If you know the protocol, you can send commands directly. Each request has a command, zero to four arguments and possibly a body. The lglaf.py tool accepts this command:

![command] [arguments] [body]

All of these words accept escape sequences such as \0 (octal escape), \x00 (hex), \n, \r and \t. The command must be exactly four bytes, the arguments and body are optional.

Arguments are comma-separated and must either be four-byte sequences (such as \0\1\2\3) or numbers (such as 0x03020100). If no arguments are given, but a body is needed, keep two spaces between the command and argument.
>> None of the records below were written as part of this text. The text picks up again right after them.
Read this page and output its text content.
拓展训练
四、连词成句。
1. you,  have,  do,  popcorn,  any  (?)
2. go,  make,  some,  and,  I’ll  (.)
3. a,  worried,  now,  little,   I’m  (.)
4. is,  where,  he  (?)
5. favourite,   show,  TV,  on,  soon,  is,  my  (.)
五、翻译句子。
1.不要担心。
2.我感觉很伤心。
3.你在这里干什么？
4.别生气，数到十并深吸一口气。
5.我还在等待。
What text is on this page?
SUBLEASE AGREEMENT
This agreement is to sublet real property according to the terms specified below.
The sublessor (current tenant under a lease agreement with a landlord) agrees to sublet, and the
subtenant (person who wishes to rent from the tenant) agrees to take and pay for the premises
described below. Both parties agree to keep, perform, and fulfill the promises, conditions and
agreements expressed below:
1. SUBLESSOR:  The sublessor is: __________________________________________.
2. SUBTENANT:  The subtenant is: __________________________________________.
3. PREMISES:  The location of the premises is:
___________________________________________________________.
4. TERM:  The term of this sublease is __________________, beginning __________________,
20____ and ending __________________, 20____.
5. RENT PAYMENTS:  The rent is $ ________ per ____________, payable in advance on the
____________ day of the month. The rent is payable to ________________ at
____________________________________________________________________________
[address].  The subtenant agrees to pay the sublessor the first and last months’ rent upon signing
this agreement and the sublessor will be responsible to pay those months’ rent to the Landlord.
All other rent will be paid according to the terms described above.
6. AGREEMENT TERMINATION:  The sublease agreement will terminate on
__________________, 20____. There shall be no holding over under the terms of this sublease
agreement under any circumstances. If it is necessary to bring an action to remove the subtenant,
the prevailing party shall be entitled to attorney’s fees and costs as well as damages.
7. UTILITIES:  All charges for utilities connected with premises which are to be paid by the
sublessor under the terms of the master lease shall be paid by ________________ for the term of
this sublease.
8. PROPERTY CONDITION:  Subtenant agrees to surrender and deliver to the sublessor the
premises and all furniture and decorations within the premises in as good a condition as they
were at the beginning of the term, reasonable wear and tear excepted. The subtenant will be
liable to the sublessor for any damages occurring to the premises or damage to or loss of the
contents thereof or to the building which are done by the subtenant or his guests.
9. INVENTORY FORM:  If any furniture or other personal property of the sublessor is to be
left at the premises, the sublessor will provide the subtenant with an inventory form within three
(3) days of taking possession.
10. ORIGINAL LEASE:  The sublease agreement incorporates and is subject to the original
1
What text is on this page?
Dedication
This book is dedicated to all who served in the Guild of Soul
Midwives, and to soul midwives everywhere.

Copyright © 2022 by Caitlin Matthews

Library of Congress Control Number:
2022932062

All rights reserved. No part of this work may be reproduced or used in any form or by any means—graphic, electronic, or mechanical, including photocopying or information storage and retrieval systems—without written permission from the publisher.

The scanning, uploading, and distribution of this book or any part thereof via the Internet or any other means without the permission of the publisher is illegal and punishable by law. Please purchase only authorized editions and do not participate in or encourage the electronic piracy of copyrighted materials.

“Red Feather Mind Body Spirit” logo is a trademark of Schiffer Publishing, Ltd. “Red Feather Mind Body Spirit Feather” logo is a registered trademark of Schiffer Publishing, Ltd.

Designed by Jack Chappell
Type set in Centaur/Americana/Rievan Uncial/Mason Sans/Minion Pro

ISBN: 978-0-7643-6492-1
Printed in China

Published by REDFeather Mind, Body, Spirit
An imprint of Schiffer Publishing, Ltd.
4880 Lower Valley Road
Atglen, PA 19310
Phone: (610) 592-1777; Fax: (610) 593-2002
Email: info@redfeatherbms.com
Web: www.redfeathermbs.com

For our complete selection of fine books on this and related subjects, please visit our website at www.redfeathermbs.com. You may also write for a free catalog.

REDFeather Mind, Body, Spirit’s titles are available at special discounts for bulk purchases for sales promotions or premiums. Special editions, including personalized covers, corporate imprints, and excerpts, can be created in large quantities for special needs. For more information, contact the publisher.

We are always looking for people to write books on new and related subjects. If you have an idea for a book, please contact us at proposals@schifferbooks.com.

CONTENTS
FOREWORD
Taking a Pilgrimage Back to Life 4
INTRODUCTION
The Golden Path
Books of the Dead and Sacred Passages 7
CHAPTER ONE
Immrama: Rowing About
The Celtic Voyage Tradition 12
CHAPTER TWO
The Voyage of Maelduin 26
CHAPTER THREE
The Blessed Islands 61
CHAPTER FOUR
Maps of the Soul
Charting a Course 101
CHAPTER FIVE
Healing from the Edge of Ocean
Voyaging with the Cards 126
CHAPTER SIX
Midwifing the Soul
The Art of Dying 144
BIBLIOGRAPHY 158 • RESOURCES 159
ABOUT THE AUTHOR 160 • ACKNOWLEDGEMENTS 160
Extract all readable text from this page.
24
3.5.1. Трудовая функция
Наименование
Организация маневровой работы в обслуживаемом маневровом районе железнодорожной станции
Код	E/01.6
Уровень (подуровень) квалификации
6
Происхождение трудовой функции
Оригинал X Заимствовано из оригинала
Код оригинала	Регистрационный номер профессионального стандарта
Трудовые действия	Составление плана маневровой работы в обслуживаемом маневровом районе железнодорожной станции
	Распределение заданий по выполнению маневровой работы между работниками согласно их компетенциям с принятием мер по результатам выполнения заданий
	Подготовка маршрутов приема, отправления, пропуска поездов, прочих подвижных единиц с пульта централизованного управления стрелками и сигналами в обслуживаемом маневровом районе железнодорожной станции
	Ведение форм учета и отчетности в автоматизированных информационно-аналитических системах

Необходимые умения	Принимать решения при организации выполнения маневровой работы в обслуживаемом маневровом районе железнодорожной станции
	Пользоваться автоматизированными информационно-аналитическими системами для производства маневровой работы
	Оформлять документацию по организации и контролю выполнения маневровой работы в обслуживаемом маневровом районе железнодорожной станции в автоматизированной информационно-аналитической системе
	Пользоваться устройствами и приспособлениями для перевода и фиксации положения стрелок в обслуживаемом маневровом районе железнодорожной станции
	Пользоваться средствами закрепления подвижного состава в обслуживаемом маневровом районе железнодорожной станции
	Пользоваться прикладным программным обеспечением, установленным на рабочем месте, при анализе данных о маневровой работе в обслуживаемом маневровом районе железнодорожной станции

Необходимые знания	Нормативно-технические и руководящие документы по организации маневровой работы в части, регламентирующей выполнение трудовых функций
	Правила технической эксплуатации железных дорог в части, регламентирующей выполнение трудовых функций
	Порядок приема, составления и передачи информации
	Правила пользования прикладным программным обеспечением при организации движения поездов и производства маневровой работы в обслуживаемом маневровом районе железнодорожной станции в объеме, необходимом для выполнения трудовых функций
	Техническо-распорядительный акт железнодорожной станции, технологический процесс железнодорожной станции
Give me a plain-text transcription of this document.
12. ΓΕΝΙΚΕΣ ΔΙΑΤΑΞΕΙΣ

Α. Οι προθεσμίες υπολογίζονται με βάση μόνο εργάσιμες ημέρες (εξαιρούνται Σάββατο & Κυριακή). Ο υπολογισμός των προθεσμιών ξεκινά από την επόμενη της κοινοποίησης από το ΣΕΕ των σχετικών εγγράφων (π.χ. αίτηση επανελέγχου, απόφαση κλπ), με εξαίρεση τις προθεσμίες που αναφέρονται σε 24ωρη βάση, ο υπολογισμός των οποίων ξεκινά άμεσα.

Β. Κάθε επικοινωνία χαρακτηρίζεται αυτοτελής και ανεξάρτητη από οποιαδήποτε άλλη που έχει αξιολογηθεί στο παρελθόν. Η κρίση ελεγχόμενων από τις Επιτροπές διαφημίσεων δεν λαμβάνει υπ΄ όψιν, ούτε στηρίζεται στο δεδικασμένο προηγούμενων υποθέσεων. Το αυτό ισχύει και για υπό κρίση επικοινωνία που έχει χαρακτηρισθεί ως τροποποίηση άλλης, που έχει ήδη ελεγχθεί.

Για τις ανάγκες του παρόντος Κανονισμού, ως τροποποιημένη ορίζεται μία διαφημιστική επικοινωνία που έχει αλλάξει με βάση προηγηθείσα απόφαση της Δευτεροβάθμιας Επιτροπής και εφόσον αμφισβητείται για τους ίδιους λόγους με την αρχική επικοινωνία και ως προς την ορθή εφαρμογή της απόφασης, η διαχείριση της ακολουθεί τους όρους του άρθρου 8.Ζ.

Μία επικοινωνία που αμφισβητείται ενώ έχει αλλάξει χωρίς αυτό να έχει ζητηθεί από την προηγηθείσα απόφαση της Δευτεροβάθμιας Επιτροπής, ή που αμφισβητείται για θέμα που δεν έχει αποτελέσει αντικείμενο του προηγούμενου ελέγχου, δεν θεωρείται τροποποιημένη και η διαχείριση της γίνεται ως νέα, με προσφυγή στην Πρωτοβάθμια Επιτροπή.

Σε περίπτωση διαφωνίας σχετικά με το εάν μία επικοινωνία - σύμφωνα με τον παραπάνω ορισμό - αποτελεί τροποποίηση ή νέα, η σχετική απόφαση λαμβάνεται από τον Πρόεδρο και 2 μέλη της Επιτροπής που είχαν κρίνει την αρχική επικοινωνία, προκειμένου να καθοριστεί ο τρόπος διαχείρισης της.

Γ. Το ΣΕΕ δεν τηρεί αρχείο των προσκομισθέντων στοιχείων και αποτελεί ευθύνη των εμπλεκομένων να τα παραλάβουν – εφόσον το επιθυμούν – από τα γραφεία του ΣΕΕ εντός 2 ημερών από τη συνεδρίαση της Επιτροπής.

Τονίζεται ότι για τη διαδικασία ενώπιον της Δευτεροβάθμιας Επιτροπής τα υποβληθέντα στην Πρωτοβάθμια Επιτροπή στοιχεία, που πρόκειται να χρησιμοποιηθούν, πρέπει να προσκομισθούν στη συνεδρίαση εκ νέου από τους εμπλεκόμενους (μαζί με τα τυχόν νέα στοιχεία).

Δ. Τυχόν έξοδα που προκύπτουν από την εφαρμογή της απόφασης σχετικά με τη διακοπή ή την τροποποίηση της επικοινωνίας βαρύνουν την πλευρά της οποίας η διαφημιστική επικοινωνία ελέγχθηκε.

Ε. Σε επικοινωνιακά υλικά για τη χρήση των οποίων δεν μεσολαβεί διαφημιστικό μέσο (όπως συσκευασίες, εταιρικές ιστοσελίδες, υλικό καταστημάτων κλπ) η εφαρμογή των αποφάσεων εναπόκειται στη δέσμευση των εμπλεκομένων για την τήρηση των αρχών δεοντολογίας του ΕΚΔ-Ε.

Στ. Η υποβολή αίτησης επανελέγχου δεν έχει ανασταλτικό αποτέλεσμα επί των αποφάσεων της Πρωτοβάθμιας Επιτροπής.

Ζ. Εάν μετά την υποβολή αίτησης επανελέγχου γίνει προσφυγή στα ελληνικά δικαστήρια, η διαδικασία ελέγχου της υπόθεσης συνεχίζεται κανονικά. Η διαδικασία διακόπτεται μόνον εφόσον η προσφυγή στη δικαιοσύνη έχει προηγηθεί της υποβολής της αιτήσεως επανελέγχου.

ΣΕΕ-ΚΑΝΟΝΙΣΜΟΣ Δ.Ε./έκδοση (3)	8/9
Reboot device (command CTRL, arg1 RSET, no body):

$ ./lglaf.py  --debug -c '!CTRL RSET'
LGLAF.py: DEBUG: Hello done, proceeding with commands
LGLAF.py: DEBUG: Header: b'CTRL' b'RSET' b'\0\0\0\0' b'\0\0\0\0' b'\0\0\0\0' b'\0\0\0\0' b'\xc7\xeb\0\0' b'\xbc\xab\xad\xb3'

Execute a shell command (command EXEC, no args, with body):

$ ./lglaf.py --debug --skip-hello -c '!EXEC  id\0'
LGLAF.py: DEBUG: Header: b'EXEC' b'\0\0\0\0' b'\0\0\0\0' b'\0\0\0\0' b'\0\0\0\0' b'/\0\0\0' b'\x8dK\0\0' b'\xba\xa7\xba\xbc'
uid=0(root) gid=0(root) context=u:r:toolbox:s0

License

See the LICENSE file for the license (MIT).